First listen: Dolby Pro Logic IIz 'height' surround falls flat

Dolby's latest surround mode adds a vertical dimension to home theater. That's the idea, too bad we couldn't hear it.

With Pro Logic IIz some receivers will produce 9.1 channel surround. Dolby

The Dolby Web site is bubbling with excitement about its new processing trick, "With Dolby Pro Logic IIz, rain in a movie now seems to be actually falling on the listener's roof, concert videos bring a more intense sense of being at the performance, and orchestral works deliver more palpable depth, power, and connection." The "z" in Pro Logic IIz signifies the Z axis, otherwise known as height.

Sounds interesting, but when I setup and listened to the first receiver (an Onkyo TX-SR607) with Pro Logic IIz, the height speakers didn't lift my spirits.

Pro Logic IIz can, depending on the receiver's capabilities, either augment a 5.1 or 7.1 channel speaker system with two height channels. In other words, in a 5.1 channel system with Pro Logic IIz you'll have five speakers in the front of the room--left, center, right, left height, and right height--plus a surround speaker to both sides of the main listening position.

The 7.1 system with Pro Logic IIz uses the same speaker array--plus two rear surround speakers.

Once you have a receiver equipped with Pro Logic IIz, and wall mount the height speakers three feet or higher over the main left/right speakers, you're all set.

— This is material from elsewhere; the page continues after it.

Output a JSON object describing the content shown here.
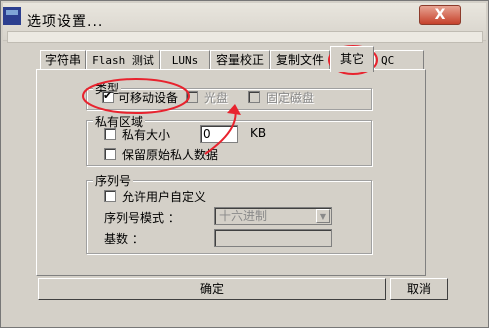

You won't have to buy specially encoded movies or music.

According to Dolby, "Pro Logic IIz identifies and decodes spatial cues that occur naturally in all content--stereo and 5.1 broadcast, music CDs, DVDs, 5.1 and 7.1 Blu-ray discs, and video games. Dolby Pro Logic IIz processes low-level, uncorrelated information--such as ambience and some amorphous effects like rain or wind--and directs it to the front height speakers."

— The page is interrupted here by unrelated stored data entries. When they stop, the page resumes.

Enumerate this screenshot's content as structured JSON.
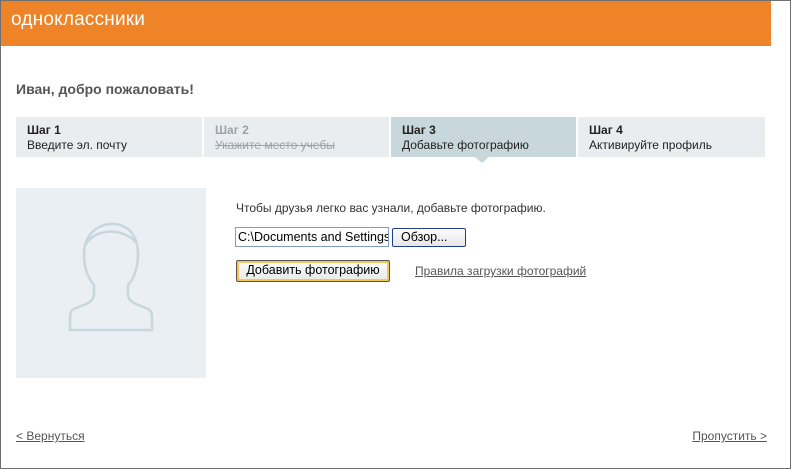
{
  "header": {
    "logo_text": "одноклассники",
    "color": "#ef8328"
  },
  "greeting": "Иван, добро пожаловать!",
  "steps": [
    {
      "title": "Шаг 1",
      "subtitle": "Введите эл. почту",
      "state": "normal"
    },
    {
      "title": "Шаг 2",
      "subtitle": "Укажите место учебы",
      "state": "done"
    },
    {
      "title": "Шаг 3",
      "subtitle": "Добавьте фотографию",
      "state": "active"
    },
    {
      "title": "Шаг 4",
      "subtitle": "Активируйте профиль",
      "state": "normal"
    }
  ],
  "photo": {
    "icon": "avatar-placeholder-icon"
  },
  "upload": {
    "hint": "Чтобы друзья легко вас узнали, добавьте фотографию.",
    "file_value": "C:\\Documents and Settings",
    "browse_label": "Обзор...",
    "add_label": "Добавить фотографию",
    "rules_link": "Правила загрузки фотографий"
  },
  "nav": {
    "back": "< Вернуться",
    "skip": "Пропустить >"
  }
}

Nice idea, did it actually work?

Well. no. The height speakers didn't make a discernable difference. I couldn't hear them at all, so I increased the height speaker volume by 3 Decibels. Still no difference.

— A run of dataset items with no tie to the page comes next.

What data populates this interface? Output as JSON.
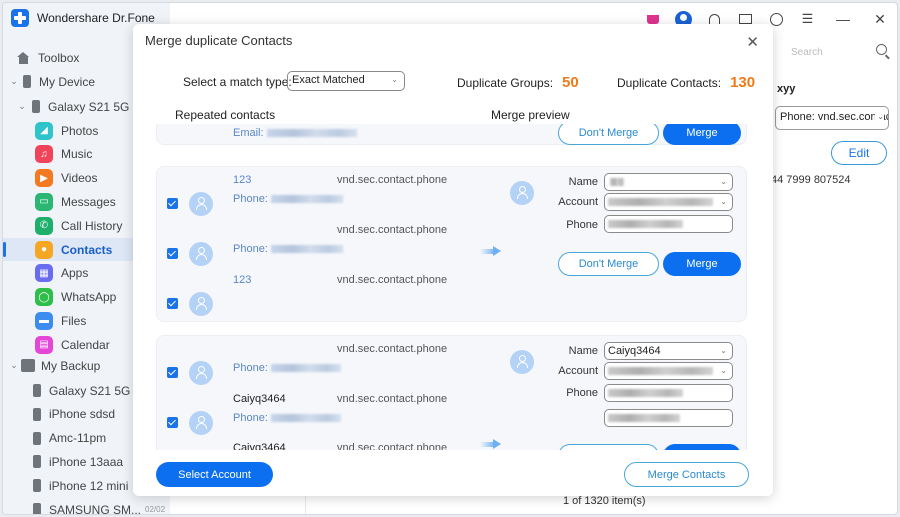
{
  "app": {
    "title": "Wondershare Dr.Fone",
    "topbar_icons": [
      "cart-icon",
      "account-icon",
      "headset-icon",
      "mail-icon",
      "history-icon",
      "menu-icon",
      "minimize-icon",
      "close-icon"
    ]
  },
  "sidebar": {
    "toolbox": "Toolbox",
    "my_device": "My Device",
    "device_name": "Galaxy S21 5G",
    "apps": [
      {
        "label": "Photos",
        "icon": "photos-icon",
        "color": "#2ec4c9"
      },
      {
        "label": "Music",
        "icon": "music-icon",
        "color": "#f0445a"
      },
      {
        "label": "Videos",
        "icon": "videos-icon",
        "color": "#f47a22"
      },
      {
        "label": "Messages",
        "icon": "messages-icon",
        "color": "#2bb673"
      },
      {
        "label": "Call History",
        "icon": "call-history-icon",
        "color": "#1fae6b"
      },
      {
        "label": "Contacts",
        "icon": "contacts-icon",
        "color": "#f5a623",
        "active": true
      },
      {
        "label": "Apps",
        "icon": "apps-icon",
        "color": "#6a6cf0"
      },
      {
        "label": "WhatsApp",
        "icon": "whatsapp-icon",
        "color": "#2fbe4a"
      },
      {
        "label": "Files",
        "icon": "files-icon",
        "color": "#3d8cf0"
      },
      {
        "label": "Calendar",
        "icon": "calendar-icon",
        "color": "#e447d8"
      }
    ],
    "my_backup": "My Backup",
    "backups": [
      "Galaxy S21 5G",
      "iPhone  sdsd",
      "Amc-11pm",
      "iPhone 13aaa",
      "iPhone 12 mini",
      "SAMSUNG SM..."
    ],
    "backup_date_partial": "02/02"
  },
  "right_panel": {
    "search_placeholder": "Search",
    "contact_name": "xyy",
    "phone_select": "Phone: vnd.sec.contact.phone",
    "edit_label": "Edit",
    "phone_number": "44 7999 807524"
  },
  "footer": {
    "count": "1 of 1320 item(s)"
  },
  "modal": {
    "title": "Merge duplicate Contacts",
    "match_type_label": "Select a match type:",
    "match_type_value": "Exact Matched",
    "duplicate_groups_label": "Duplicate Groups:",
    "duplicate_groups_value": "50",
    "duplicate_contacts_label": "Duplicate Contacts:",
    "duplicate_contacts_value": "130",
    "repeated_header": "Repeated contacts",
    "preview_header": "Merge preview",
    "dont_merge_label": "Don't Merge",
    "merge_label": "Merge",
    "select_account_label": "Select Account",
    "merge_contacts_label": "Merge Contacts",
    "prev_group": {
      "email_label": "Email:"
    },
    "group1": {
      "contacts": [
        {
          "name": "123",
          "type": "vnd.sec.contact.phone",
          "phone_label": "Phone:"
        },
        {
          "name": "",
          "type": "vnd.sec.contact.phone",
          "phone_label": "Phone:"
        },
        {
          "name": "123",
          "type": "vnd.sec.contact.phone",
          "phone_label": ""
        }
      ],
      "preview": {
        "name_label": "Name",
        "account_label": "Account",
        "phone_label": "Phone"
      }
    },
    "group2": {
      "contacts": [
        {
          "name": "",
          "type": "vnd.sec.contact.phone",
          "phone_label": "Phone:"
        },
        {
          "name": "Caiyq3464",
          "type": "vnd.sec.contact.phone",
          "phone_label": "Phone:"
        },
        {
          "name": "Caiyq3464",
          "type": "vnd.sec.contact.phone",
          "phone_label": ""
        }
      ],
      "preview": {
        "name_label": "Name",
        "name_value": "Caiyq3464",
        "account_label": "Account",
        "phone_label": "Phone"
      }
    }
  }
}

My listening position was about eight feet from the front speakers, but when I stood up and moved much closer to the front speakers I heard the height speakers. At that point my head was closer to the height speakers than the left/right front speakers. Moving back to the couch the height speakers' sound faded away.

We've listened to 7.1 many times before, and know it's a fairly subtle improvement. So unless your room is really large, with space behind your couch, seven channel isn't likely to create a more immersive, wrap-around soundfield than 5.1. In fact, I'd recommend sticking with 5.1, but take the money you would have spent on the height speakers and buy better main, left/right speakers. That's an improvement you won't have to struggle to hear.

If you already own decent left/right speakers, and you're still itching to spend money add a second subwoofer. Two subs can make a substantial difference.

Editors' Note: CNET will have a full review of the Onkyo TX-SR607 later this month. Prospective buyers should note that the receiver's Pro Logic IIz setup is optional--it will also work in standard 5.1 or 7.1 configuration, without the front height speakers.